BINDI -THE INDIAN RED SPOT


Image result for picture of an Indian woman with Bindi

 

Our generation in India has had a strange dichotomy built into our psyche. While we were being taught Science in schools and colleges, our Indian films have been consistently and persistently nurturing our minds with superstitions.

Indian Hindu women have always sported a red spot on their heads to signify that their husbands are alive. So much so, in the sign language of the aurally handicapped, the bindi signifies India. This red spot was made up of a red powder called kumkum. People would display different shapes and sizes of the same, some doing it free hand and some using the copper coin with the round hole in it prevalent in those days for geometric perfection.

Later, stickers called bindis came into vogue. These used to have maroon coloured velvety surface on one side and a non -drying adhesive on the other side. Though dancers and teenagers used glittery, sequined ones to adorn their foreheads, the round, red stickers were more popular with the middle aged people as they came close to the traditional spot of kumkum.

The sticker bindis had one advantage over the traditional powder as they never got smudged. But  our filmwallahs continued to use kumkum on female characters, as  smudged kumkum  was a very handy symbol to indicate a rape victim or a new widow or a bride who has had successful consummation on her bridal night. Thus except for the third one, the smudge had always been associated with undesirable events. As a student of Science and later as a teacher of Science I never believed in this bunkum till I was jolted into confrontating a similar situation.

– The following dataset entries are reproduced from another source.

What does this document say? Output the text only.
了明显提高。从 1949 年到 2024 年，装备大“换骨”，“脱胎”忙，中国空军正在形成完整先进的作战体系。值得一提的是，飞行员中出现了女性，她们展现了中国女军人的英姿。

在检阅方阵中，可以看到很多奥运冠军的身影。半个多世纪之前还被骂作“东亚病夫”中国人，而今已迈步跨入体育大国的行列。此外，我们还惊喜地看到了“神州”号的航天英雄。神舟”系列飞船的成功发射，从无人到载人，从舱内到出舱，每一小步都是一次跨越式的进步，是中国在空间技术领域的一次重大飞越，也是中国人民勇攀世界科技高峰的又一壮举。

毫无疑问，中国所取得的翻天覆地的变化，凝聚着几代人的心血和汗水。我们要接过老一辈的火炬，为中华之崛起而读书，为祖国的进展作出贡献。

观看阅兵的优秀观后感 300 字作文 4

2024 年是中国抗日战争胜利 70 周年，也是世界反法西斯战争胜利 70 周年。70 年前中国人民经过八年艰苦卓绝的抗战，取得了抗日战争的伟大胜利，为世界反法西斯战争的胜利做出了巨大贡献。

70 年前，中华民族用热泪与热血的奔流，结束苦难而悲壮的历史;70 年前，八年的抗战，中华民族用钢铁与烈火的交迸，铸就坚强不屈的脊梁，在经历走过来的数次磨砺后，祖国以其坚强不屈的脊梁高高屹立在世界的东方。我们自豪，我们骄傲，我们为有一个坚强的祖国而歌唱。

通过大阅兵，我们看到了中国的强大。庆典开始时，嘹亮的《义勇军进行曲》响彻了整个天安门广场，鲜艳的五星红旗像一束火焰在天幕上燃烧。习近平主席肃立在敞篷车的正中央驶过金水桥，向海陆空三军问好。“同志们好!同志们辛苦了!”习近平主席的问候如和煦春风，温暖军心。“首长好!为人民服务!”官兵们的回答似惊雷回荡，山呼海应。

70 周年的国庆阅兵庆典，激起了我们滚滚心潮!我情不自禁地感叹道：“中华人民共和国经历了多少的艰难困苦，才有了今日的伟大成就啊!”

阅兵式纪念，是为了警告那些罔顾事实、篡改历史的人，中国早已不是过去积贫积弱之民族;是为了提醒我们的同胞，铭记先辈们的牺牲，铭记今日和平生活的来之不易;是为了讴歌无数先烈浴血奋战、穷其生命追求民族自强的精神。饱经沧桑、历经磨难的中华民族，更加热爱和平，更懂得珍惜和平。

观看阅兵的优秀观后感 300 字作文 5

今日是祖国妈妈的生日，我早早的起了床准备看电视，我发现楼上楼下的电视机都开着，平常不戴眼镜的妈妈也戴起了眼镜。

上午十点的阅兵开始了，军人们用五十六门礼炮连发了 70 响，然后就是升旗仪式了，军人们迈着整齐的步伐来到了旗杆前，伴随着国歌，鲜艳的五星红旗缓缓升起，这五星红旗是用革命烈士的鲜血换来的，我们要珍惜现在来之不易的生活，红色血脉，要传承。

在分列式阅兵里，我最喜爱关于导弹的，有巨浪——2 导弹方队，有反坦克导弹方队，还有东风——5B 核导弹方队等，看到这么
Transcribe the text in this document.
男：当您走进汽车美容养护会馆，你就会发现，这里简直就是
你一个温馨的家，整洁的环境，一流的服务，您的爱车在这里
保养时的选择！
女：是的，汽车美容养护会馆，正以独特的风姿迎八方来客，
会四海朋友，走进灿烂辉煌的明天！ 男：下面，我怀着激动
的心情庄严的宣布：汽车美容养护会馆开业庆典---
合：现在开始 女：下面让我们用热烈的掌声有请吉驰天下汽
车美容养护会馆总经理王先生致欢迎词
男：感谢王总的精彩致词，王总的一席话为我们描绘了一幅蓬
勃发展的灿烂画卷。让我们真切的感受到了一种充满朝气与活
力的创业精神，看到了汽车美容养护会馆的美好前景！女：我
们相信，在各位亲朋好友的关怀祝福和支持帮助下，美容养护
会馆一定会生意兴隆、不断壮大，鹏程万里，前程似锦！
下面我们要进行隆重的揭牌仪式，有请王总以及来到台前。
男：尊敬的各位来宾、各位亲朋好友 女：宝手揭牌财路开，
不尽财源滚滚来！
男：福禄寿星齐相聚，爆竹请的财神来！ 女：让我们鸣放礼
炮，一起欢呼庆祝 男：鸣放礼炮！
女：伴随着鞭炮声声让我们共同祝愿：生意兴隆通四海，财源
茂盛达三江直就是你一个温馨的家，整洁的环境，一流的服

Ramu had been lying in coma in the hospital for 5 days since Sunday. We had not given up hopes in spite of dire prognostications by the doctors. My sister and I would come home every morning for bath and breakfast. Our kind son-in law would drop our daughter in the hospital to keep the vigil and bring us home and take us back to the hospital in his car after our hurried morning ablutions.

It was the month of March and very hot in Bangalore.

On Friday, I had my bath and was sweating profusely. I was about to light the oil lamps in the Shrine when I remembered that it was the day of routine Lakshmi Pooja. I also discovered that I had forgotten to stick my bindi on without which a Pooja would not be conducted. So I dipped my hand in the kumkum bowl and applied it on my forehead. As I was conducting the Lakshmi ashtottaram Pooja with more kumkum on the idol, sweat was pouring down my face and I had kept wiping it off.

As I came out of the Pooja room my sister gave an almost audible scream and asked me to look at myself in the mirror. I was shocked to see kumkum combined with sweat had spread all over my forehead in a bizarre pattern.

Two days later Ramu breathed his last never surfacing out of his coma.

Was my smudged kumkum a macabre portent or just a coincidence? It was almost as if fate had told me that I would no more have a right to wear one.

Whither my Science and Scientfic temper?!